Esther Yi. Astra House, $26 (224p) ISBN 978-1-6626-0153-8
In Yi’s stunning debut, a writer becomes obsessed with a K-pop idol. When the unnamed narrator sees a boy band’s performance, she’s struck with an overpowering love for one of the members, Moon. After, her fandom verges on religious devotion, and she does whatever she can to feel close to Moon, even if it means losing her boyfriend or risking her job. She begins writing stories about meeting him, identifying her protagonist as “Y/N” (your name), so that her readers can imagine themselves as Y/N. When Moon announces he’s leaving the group and retreating from the spotlight, the narrator flies to Seoul to find him, where her fervor increases. Yi brings a distinctive voice and lush prose to her depiction of the narrator’s fixation, which culminates in a contest for fans to meet the band and intertwines with the narrator’s Y/N stories: “One evening, Y/N and Moon buy a pair of codfish and let the bodies hiss parallel in the pan until the smell fills their tiny apartment like the spirit of a third person.” The narrator’s feelings for Moon are complex and varied, which makes her quest endlessly intriguing. Strange, haunting, and undeniably beautiful, this shines. Agent: Ian Bonaparte, Janklow & Nesbit Assoc. (Mar.)

Flux

Jinwoo Chong. Melville House, $26.99 (352p) ISBN 978-1-68589-034-6
Three timelines converge in Chong’s mind-bending debut, a subtle and moving exploration of grief and pop culture. After eight-year-old Bo’s mother dies in a traffic accident, his mind keeps flashing to scenes from his favorite TV show for comfort. Brandon, 28, loses his job, falls down an elevator shaft, and emerges with a mysterious new employment opportunity. And Blue, 48, temporarily recovers the ability to speak after almost two decades of being mute to give a tour of the abandoned corporate building where he blew the whistle on the deaths of three employees. Woven throughout are detailed essays on fictional ’80s show Raider from the analytical but relentlessly forgiving point of view that only a superfan could have. How do these disparate pieces fall into place? Time travel, partly. The author slowly and cleverly illuminates the connections between the show and the characters, highlighting the regret and loss all three have experienced. Chong writes with such subtlety and skill that readers won’t realize the true nature of the speculative mystery at play until they’re already waist-deep in these interlocking narratives. The result is a gorgeous speculative gem for fans of Amal El-Mohtar and Max Gladstone’s This Is How You Lose the Time War. Agent: Danielle Bukowski, Sterling Lord Literistic (Mar.)

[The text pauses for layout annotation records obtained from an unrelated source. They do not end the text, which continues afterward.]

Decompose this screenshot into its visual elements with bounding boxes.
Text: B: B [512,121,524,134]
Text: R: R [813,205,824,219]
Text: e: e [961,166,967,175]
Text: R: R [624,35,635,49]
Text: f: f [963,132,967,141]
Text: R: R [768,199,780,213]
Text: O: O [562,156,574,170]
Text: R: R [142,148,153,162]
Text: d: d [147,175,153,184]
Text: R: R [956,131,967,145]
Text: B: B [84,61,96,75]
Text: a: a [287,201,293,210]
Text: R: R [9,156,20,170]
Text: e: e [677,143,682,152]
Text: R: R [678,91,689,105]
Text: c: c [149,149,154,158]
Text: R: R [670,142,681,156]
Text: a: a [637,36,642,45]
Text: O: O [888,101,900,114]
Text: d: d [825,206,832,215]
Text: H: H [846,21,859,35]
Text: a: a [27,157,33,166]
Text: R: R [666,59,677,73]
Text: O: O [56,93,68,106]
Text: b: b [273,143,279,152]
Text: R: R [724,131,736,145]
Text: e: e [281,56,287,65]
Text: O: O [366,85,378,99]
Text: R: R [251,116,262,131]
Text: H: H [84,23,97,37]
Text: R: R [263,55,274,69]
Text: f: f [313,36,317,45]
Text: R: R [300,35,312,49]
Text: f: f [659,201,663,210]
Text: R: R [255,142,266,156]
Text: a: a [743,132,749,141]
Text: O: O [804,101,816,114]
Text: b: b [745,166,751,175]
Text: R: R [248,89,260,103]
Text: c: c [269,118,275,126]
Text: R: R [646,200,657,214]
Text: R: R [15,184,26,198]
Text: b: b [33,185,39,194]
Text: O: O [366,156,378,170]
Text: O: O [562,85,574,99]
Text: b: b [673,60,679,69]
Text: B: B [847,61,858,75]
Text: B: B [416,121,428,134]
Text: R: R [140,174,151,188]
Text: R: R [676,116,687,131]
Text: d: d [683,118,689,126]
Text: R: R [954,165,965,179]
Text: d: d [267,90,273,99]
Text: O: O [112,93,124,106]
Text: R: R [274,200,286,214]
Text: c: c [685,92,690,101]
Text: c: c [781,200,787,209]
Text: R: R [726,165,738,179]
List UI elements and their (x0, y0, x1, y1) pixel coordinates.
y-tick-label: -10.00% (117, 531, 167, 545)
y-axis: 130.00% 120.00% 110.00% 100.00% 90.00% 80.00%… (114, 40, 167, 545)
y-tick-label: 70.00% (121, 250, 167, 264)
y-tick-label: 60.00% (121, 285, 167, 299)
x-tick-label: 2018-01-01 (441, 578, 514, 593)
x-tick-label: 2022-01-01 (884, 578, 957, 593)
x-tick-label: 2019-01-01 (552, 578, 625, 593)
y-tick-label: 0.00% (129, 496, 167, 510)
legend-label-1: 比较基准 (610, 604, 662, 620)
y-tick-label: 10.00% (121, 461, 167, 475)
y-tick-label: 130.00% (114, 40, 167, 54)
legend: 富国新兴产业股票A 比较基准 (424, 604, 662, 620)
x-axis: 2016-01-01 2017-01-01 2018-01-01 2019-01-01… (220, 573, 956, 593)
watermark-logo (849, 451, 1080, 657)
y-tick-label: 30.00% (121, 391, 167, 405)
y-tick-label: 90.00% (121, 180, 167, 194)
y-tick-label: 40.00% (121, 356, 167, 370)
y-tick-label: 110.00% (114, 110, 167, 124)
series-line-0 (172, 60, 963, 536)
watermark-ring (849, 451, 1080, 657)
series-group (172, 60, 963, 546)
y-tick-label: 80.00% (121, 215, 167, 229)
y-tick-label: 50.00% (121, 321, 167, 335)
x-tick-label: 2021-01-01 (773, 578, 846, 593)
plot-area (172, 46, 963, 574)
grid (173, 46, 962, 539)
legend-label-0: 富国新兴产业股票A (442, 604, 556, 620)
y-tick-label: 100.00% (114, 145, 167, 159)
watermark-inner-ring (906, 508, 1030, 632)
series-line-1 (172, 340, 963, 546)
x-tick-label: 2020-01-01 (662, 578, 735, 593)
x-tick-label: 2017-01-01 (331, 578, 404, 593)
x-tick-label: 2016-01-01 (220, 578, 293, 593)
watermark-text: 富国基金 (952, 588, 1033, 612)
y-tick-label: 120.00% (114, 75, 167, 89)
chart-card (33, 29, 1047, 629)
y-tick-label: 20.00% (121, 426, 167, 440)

The Things We Make: The Unknown History of Invention from Cathedrals to Soda Cans

Bill Hammack. Sourcebooks, $26.99 (272p) ISBN 978-1-7282-1575-4
Chemical engineer Hammack (Eight Amazing Engineering Stories) makes a fascinating case that engineering isn’t the same as science in this sweeping history. He defines engineering as “solving problems using rules of thumb that cause the best change in a poorly understood situation using available resources,” and suggests that such problem-solving is “the force that has created the human world as we know it.” He begins with medieval cathedrals—immense, beautiful, and durable structures built by masons using “experience-derived, provisional guidelines, none of which guarantee a correct answer, yet when woven together create works of stunning utility, reliability, and beauty”—and hopscotches forward through breakthroughs in, for instance, ceramics that were made thanks to “key strategies of the engineering method” (including “building on past knowledge” and “accepting trade-offs”), and the advent of the microwave oven, which became ubiquitous despite being “a failed version of what the Raytheon engineers were trying to build.” Hammack brilliantly delineates the role of trial and error in human progress, and presents a knockout argument that a perfect understanding of the world is not a prerequisite to innovation. This clever and curious account delivers. (Mar.)